Ausgabe 07/2013

DIETER MÜNCH. Der Marketingleiter des Würth-Konzerns setzt global auf Fußball - und ist besonders happy mit dem Deutschen Skiverband.

"Ich bin ein Sport-Junkie"

sponsor news: Nächstes Jahr findet in Brasilien die Fußball-WM statt. Würth ist schon dort....

Münch: ... Wir sponsern seit 2013 die Schiedsrichter bei der südamerikanischen Copa Libertadores (vergleichbar mit der UEFA Champions League) und bei der Copa Sudamerciana (vergleichbar mit der UEFA Europa League). Ziel ist es, in Südamerika und insbesondere im Wachstumsmarkt Brasilien die Marke Würth zu stärken. Brasilien ist dabei ein Baustein unserer BRIC-Strategie. Und in China sponsern wir auch schon die enorm populäre Basketball-Nationalmannschaft.

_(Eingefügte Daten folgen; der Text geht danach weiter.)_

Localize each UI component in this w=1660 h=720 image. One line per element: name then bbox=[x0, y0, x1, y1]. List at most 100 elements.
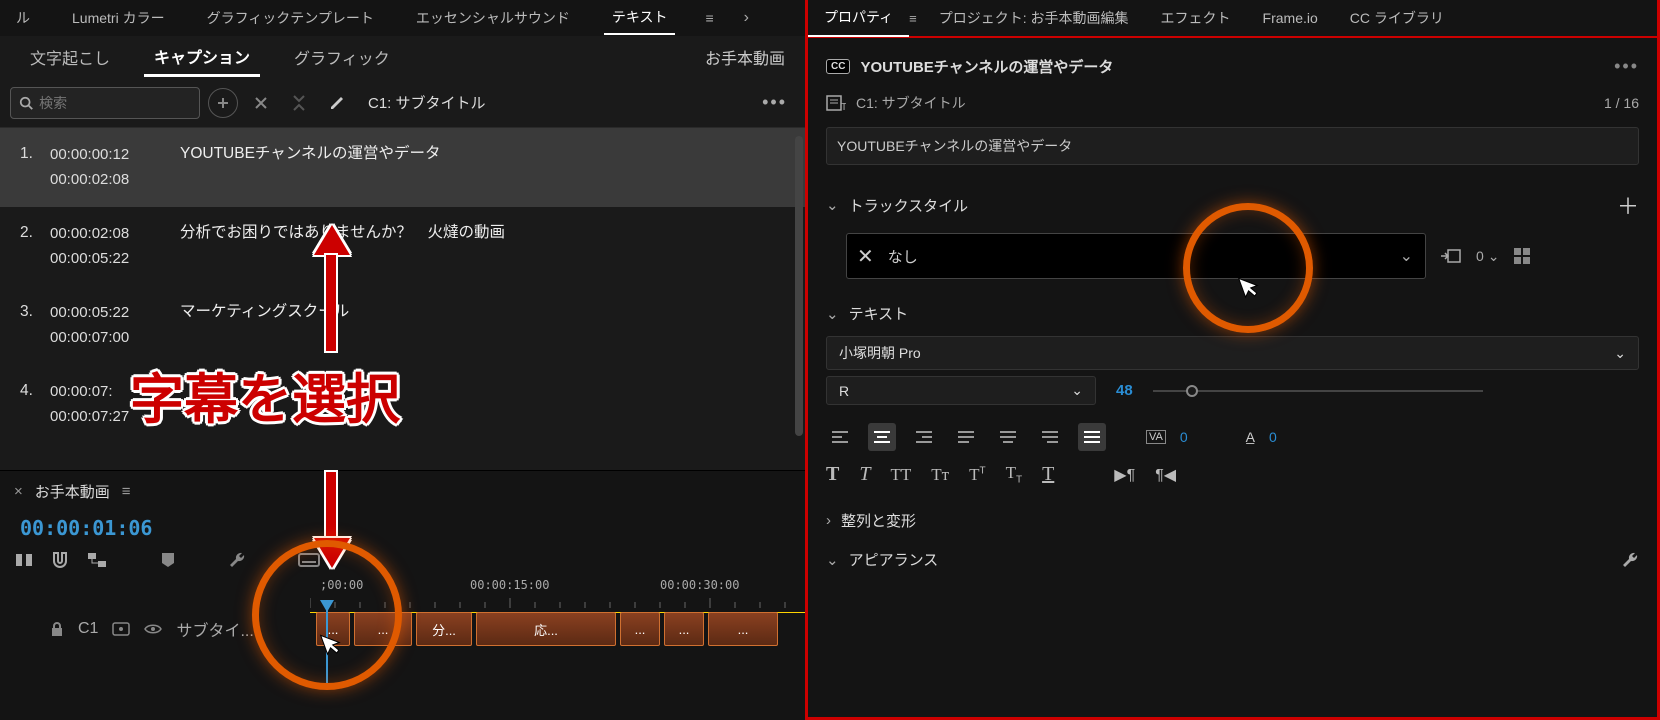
caption-times: 00:00:02:0800:00:05:22 bbox=[50, 221, 180, 271]
tab-graphics[interactable]: グラフィック bbox=[284, 39, 400, 75]
caption-clip[interactable]: ... bbox=[354, 612, 412, 646]
italic-button[interactable]: T bbox=[859, 463, 870, 486]
merge-caption-button[interactable] bbox=[284, 88, 314, 118]
subscript-button[interactable]: TT bbox=[1006, 463, 1023, 485]
edit-pencil-icon[interactable] bbox=[322, 88, 352, 118]
caption-text[interactable]: 分析でお困りではありませんか？ 火燵の動画 bbox=[180, 221, 785, 271]
align-right-button[interactable] bbox=[910, 423, 938, 451]
split-caption-button[interactable] bbox=[246, 88, 276, 118]
toolbar-more-icon[interactable]: ••• bbox=[762, 92, 795, 113]
align-justify-last-center[interactable] bbox=[994, 423, 1022, 451]
more-icon[interactable]: ••• bbox=[1614, 56, 1639, 77]
align-justify-button[interactable] bbox=[952, 423, 980, 451]
tab-frameio[interactable]: Frame.io bbox=[1247, 2, 1334, 34]
timeline-ruler[interactable]: ;00:00 00:00:15:00 00:00:30:00 bbox=[310, 578, 805, 608]
caption-clip[interactable]: ... bbox=[664, 612, 704, 646]
section-label: アピアランス bbox=[849, 549, 1621, 570]
panel-menu-icon[interactable]: ≡ bbox=[909, 11, 923, 26]
superscript-button[interactable]: TT bbox=[969, 465, 986, 485]
font-size-slider[interactable] bbox=[1153, 390, 1483, 392]
smallcaps-button[interactable]: Tᴛ bbox=[931, 465, 949, 485]
tracking-value[interactable]: 0 bbox=[1180, 429, 1188, 445]
clear-style-icon[interactable]: ✕ bbox=[857, 244, 874, 269]
font-weight-dropdown[interactable]: R ⌄ bbox=[826, 376, 1096, 405]
caption-row-1[interactable]: 1. 00:00:00:1200:00:02:08 YOUTUBEチャンネルの運… bbox=[0, 128, 805, 207]
align-center-button[interactable] bbox=[868, 423, 896, 451]
track-body[interactable]: ... ... 分... 応... ... ... ... bbox=[310, 608, 805, 650]
scrollbar[interactable] bbox=[795, 136, 803, 436]
wrench-icon[interactable] bbox=[228, 551, 246, 569]
search-input[interactable] bbox=[39, 95, 191, 111]
section-text[interactable]: ⌄ テキスト bbox=[826, 293, 1639, 332]
caption-clip[interactable]: ... bbox=[620, 612, 660, 646]
close-panel-icon[interactable]: × bbox=[14, 483, 23, 500]
tab-effects[interactable]: エフェクト bbox=[1145, 0, 1247, 36]
track-badge[interactable]: C1 bbox=[78, 620, 98, 638]
align-left-button[interactable] bbox=[826, 423, 854, 451]
kerning-value[interactable]: 0 bbox=[1269, 429, 1277, 445]
caption-text[interactable]: YOUTUBEチャンネルの運営やデータ bbox=[180, 142, 785, 192]
panel-menu-icon[interactable]: ≡ bbox=[701, 10, 717, 26]
tab-partial[interactable]: ル bbox=[8, 2, 38, 34]
underline-button[interactable]: T bbox=[1042, 463, 1054, 486]
bold-button[interactable]: T bbox=[826, 463, 839, 486]
marker-icon[interactable] bbox=[160, 551, 176, 569]
section-appearance[interactable]: ⌄ アピアランス bbox=[826, 539, 1639, 578]
section-align-transform[interactable]: › 整列と変形 bbox=[826, 500, 1639, 539]
grid-view-icon[interactable] bbox=[1514, 248, 1530, 264]
caption-clip[interactable]: ... bbox=[708, 612, 778, 646]
sync-lock-icon[interactable] bbox=[112, 622, 130, 636]
tab-graphic-templates[interactable]: グラフィックテンプレート bbox=[199, 2, 382, 34]
font-size-value[interactable]: 48 bbox=[1116, 382, 1133, 399]
font-family-dropdown[interactable]: 小塚明朝 Pro ⌄ bbox=[826, 336, 1639, 370]
align-justify-all[interactable] bbox=[1078, 423, 1106, 451]
caption-clip[interactable]: 応... bbox=[476, 612, 616, 646]
style-index-dropdown[interactable]: 0 ⌄ bbox=[1476, 248, 1500, 265]
tab-transcribe[interactable]: 文字起こし bbox=[20, 39, 120, 75]
caption-toolbar: C1: サブタイトル ••• bbox=[0, 78, 805, 128]
search-icon bbox=[19, 95, 33, 111]
sequence-title[interactable]: お手本動画 bbox=[35, 481, 110, 502]
insert-mode-icon[interactable] bbox=[14, 550, 34, 570]
track-name-label: C1: サブタイトル bbox=[856, 93, 1594, 113]
caption-row-2[interactable]: 2. 00:00:02:0800:00:05:22 分析でお困りではありませんか… bbox=[0, 207, 805, 286]
allcaps-button[interactable]: TT bbox=[890, 465, 911, 485]
section-track-style[interactable]: ⌄ トラックスタイル ＋ bbox=[826, 179, 1639, 229]
add-style-button[interactable]: ＋ bbox=[1617, 189, 1639, 221]
tab-properties[interactable]: プロパティ bbox=[808, 0, 909, 37]
linked-selection-icon[interactable] bbox=[86, 550, 108, 570]
caption-row-4[interactable]: 4. 00:00:07:00:00:07:27 bbox=[0, 365, 805, 444]
snap-magnet-icon[interactable] bbox=[50, 550, 70, 570]
timeline-timecode[interactable]: 00:00:01:06 bbox=[0, 512, 805, 550]
track-style-dropdown[interactable]: ✕ なし ⌄ bbox=[846, 233, 1426, 279]
eye-icon[interactable] bbox=[144, 623, 162, 635]
tab-lumetri[interactable]: Lumetri カラー bbox=[64, 2, 173, 34]
chevron-down-icon: ⌄ bbox=[1488, 248, 1500, 265]
playhead[interactable] bbox=[326, 608, 328, 688]
timeline-menu-icon[interactable]: ≡ bbox=[122, 483, 131, 500]
caption-clip[interactable]: ... bbox=[316, 612, 350, 646]
caption-text[interactable]: マーケティングスクール bbox=[180, 300, 785, 350]
ltr-button[interactable]: ▶¶ bbox=[1114, 465, 1135, 485]
rtl-button[interactable]: ¶◀ bbox=[1155, 465, 1176, 485]
push-style-icon[interactable] bbox=[1440, 247, 1462, 265]
caption-text[interactable] bbox=[180, 379, 785, 429]
svg-text:T: T bbox=[841, 102, 846, 112]
search-box[interactable] bbox=[10, 87, 200, 119]
caption-list: 1. 00:00:00:1200:00:02:08 YOUTUBEチャンネルの運… bbox=[0, 128, 805, 470]
tab-essential-sound[interactable]: エッセンシャルサウンド bbox=[408, 2, 578, 34]
align-justify-last-right[interactable] bbox=[1036, 423, 1064, 451]
caption-number: 4. bbox=[20, 379, 50, 429]
add-caption-button[interactable] bbox=[208, 88, 238, 118]
wrench-icon[interactable] bbox=[1621, 551, 1639, 569]
tab-project[interactable]: プロジェクト: お手本動画編集 bbox=[923, 0, 1145, 36]
caption-clip[interactable]: 分... bbox=[416, 612, 472, 646]
caption-row-3[interactable]: 3. 00:00:05:2200:00:07:00 マーケティングスクール bbox=[0, 286, 805, 365]
caption-text-input[interactable]: YOUTUBEチャンネルの運営やデータ bbox=[826, 127, 1639, 165]
tab-text[interactable]: テキスト bbox=[604, 1, 676, 35]
tab-captions[interactable]: キャプション bbox=[144, 38, 260, 77]
overflow-arrow-icon[interactable]: › bbox=[744, 9, 749, 27]
track-header[interactable]: C1 サブタイ... bbox=[0, 617, 310, 641]
tab-cc-libraries[interactable]: CC ライブラリ bbox=[1334, 0, 1460, 36]
lock-icon[interactable] bbox=[50, 621, 64, 637]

sponsor news: Welches sind die größten Sponsorships von Würth?

Münch: Das Sponsoring hat bei Würth eine lange Tradition. Wir sind seit über 35 Jahren aktiv im Motorsport-Sponsoring. Aktuell als Partner aller Audi Teams in der DTM. Seit 10 Jahren sind wir Premium-Sponsor des Deutschen Skiverbands - mit einer herausragenden Medienpräsenz. Darüber hinaus sind wir seit vielen Jahren auch als Sponsor bei den Qualifikationsspielen zu Fußball Welt- und Europameisterschaften europaweit dabei und schon seit langem Partner vieler Bundesligaclubs, vom VfB über die Bayern bis hin zu Dortmund. Ferner sind wir im Behindertensport aktiv. Wir unterstützen die Initiative Special Olympics, das ist die größte Sportvereinigung für Menschen mit geistiger oder mehrfacher Behinderung.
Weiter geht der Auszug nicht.